Correct way to save model while training

adishegde · July 28, 2019, 9:27am

I wanted to save my model while training every few epochs and was wondering about the best way to go about it. The approach suggested in this link seems to be a common/popular way to do so.

However, I don’t fully understand how the above method works. By calling model.cpu and then model.cuda won’t we be creating new objects for the parameters different from the ones before calling either of the two functions as suggested in the docs? If this is true, then won’t we need to change the parameters the optimizer updates? I’ve not seen this being mentioned anywhere though.

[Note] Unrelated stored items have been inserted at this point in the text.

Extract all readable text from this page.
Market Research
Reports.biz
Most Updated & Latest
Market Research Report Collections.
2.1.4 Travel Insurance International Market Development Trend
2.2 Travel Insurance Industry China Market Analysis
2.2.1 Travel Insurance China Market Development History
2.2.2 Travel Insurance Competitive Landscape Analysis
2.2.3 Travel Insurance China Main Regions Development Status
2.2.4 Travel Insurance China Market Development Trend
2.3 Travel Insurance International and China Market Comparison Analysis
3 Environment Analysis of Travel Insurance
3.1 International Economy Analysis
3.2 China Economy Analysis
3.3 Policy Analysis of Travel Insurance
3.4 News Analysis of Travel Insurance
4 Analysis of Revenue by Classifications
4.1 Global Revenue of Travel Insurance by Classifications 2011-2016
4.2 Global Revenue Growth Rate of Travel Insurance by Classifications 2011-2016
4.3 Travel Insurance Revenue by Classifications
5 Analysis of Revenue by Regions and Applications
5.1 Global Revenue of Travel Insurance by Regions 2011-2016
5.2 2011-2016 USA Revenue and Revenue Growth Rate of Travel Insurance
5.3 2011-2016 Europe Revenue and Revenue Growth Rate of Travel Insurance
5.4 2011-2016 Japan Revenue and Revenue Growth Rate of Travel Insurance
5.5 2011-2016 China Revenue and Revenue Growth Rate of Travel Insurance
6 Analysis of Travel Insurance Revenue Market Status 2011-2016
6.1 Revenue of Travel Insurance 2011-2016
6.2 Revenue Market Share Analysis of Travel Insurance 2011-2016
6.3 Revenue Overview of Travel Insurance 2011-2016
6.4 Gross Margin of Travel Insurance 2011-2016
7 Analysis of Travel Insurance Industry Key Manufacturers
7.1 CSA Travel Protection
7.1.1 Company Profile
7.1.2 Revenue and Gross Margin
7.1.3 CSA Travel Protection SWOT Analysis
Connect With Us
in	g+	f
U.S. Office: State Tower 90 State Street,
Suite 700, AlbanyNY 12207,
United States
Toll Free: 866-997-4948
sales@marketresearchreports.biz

I’m just getting started with PyTorch and so I apologize for any ignorance on my part.

ptrblck · July 28, 2019, 12:06pm

The push to the CPU and back to GPU shouldn’t be a problem, as the id of the parameters shouldn’t change, thus the optimizer still holds valid references to the parameters.
However, I would suggest to use the same device after storing the state_dict, since internal states of the optimizer (e.g. using Adam) will also be stored on the initial device.

adishegde · July 28, 2019, 2:20pm

Thanks! Yeah, I’ll make sure to use the same device.

Just a quick follow up though, what do the id of the parameters depend on?

model_1.cpu()
model_2.cpu()

model_2.gpu()
model_1.gpu()

Would the id of the parameters change in this case? Just trying to avoid possible mistakes.